Search-based Path Planning for a High Dimensional Manipulator in Cluttered Environments Using Optimization-based Primitives

TL;DR

This paper presents a novel search-based path planning method for a high-dimensional snake robot in cluttered environments, utilizing optimization-driven actions and homotopy-aware heuristics to improve navigation efficiency.

Contribution

It introduces a dynamic action generation method, lazy optimization evaluation, and homotopy-based heuristics within a multi-heuristic framework for high-dimensional manipulation in cluttered spaces.

Findings

Effective navigation in simulation within a turbine environment.

Improved planning efficiency with optimization-based actions.

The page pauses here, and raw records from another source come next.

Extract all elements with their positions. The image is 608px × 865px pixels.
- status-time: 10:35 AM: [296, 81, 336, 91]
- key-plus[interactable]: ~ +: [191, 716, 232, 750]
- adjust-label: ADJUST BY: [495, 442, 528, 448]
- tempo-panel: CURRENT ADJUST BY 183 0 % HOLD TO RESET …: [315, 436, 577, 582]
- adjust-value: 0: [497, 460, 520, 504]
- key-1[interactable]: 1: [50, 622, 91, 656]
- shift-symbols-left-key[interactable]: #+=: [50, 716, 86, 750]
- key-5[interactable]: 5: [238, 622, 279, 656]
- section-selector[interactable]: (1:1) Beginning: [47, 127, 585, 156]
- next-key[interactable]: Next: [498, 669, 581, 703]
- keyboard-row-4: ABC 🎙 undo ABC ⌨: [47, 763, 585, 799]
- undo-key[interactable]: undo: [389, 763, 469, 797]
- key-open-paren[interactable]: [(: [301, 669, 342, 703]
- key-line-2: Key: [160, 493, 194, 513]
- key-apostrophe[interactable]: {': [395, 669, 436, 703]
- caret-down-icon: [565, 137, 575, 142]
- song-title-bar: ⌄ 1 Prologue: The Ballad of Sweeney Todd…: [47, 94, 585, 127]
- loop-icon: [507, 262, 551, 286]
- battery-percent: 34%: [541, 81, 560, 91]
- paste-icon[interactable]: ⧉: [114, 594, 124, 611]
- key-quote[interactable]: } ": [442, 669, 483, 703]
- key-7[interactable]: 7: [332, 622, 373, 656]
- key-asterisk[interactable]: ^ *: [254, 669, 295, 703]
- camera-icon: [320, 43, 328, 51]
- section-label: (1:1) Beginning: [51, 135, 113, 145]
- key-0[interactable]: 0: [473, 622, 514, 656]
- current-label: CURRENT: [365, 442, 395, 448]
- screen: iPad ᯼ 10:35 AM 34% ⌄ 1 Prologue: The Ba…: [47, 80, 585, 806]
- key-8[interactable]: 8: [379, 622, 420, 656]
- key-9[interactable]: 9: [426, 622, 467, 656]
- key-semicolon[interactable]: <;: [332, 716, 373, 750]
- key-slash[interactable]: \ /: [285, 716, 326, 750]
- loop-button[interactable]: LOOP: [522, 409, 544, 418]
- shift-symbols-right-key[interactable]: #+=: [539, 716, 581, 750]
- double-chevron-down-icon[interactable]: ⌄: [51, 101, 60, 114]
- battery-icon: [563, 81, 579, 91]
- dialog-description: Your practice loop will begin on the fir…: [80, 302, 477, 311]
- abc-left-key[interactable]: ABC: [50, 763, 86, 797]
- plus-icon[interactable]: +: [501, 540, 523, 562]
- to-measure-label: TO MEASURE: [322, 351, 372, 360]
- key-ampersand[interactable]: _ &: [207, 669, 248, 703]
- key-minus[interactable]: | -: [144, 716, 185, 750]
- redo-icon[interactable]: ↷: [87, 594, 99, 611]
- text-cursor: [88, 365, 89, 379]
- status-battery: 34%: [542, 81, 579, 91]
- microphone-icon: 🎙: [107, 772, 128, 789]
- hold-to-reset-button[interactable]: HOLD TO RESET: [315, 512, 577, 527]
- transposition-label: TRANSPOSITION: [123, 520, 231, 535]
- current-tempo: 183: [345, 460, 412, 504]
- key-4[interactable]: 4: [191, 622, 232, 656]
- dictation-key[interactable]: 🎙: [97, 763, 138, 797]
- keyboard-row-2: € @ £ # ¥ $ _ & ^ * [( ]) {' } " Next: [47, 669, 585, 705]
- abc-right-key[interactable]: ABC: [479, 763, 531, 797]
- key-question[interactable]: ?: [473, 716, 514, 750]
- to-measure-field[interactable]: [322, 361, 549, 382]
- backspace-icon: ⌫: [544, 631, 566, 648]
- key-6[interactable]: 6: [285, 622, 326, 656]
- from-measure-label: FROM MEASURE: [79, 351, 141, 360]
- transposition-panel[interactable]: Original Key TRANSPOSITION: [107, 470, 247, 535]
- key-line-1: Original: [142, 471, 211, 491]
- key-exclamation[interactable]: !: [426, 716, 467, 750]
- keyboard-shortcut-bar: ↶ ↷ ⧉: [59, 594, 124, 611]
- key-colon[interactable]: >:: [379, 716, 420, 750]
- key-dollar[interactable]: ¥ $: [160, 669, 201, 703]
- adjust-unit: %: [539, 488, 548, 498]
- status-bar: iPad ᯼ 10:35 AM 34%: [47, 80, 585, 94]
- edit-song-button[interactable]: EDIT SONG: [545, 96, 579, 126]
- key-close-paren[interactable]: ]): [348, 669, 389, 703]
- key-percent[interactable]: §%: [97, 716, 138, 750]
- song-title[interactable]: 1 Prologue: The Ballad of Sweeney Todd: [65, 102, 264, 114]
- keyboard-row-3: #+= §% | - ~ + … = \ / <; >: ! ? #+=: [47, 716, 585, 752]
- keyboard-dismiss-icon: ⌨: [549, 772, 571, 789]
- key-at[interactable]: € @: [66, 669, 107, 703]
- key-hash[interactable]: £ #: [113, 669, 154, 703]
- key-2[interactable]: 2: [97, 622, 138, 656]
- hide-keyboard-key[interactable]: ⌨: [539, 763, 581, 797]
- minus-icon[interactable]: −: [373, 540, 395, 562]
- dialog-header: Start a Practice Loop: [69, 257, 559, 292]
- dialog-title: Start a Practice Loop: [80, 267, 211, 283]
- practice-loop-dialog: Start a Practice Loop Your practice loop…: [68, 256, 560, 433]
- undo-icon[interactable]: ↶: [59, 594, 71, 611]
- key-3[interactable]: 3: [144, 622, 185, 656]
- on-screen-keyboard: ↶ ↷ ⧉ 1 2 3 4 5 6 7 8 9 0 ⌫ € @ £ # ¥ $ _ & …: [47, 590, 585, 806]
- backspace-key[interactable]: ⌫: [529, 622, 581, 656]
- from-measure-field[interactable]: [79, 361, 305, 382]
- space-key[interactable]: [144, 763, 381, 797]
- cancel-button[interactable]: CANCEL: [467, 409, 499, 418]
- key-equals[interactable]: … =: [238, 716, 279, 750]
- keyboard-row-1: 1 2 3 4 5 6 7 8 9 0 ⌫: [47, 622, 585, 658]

Successful handling of high-dimensional constraints.

Abstract

In this work we tackle the path planning problem for a 21-dimensional snake robot-like manipulator, navigating a cluttered gas turbine for the purposes of inspection. Heuristic search based approaches are effective planning strategies for common manipulation domains. However, their performance on high dimensional systems is heavily reliant on the effectiveness of the action space and the heuristics chosen. The complex nature of our system, reachability constraints, and highly cluttered turbine environment renders naive choices of action spaces and heuristics ineffective. To this extent we have developed i) a methodology for dynamically generating actions based on online optimization that help the robot navigate narrow spaces, ii) a technique for lazily generating these computationally expensive optimization actions to effectively utilize resources, and iii) heuristics that reason about the homotopy classes induced by the blades of the turbine in the robot workspace and a Multi-Heuristic framework which guides the search along the relevant classes. The impact of our contributions is presented through an experimental study in simulation, where the 21 DOF manipulator navigates towards regions of inspection within a turbine.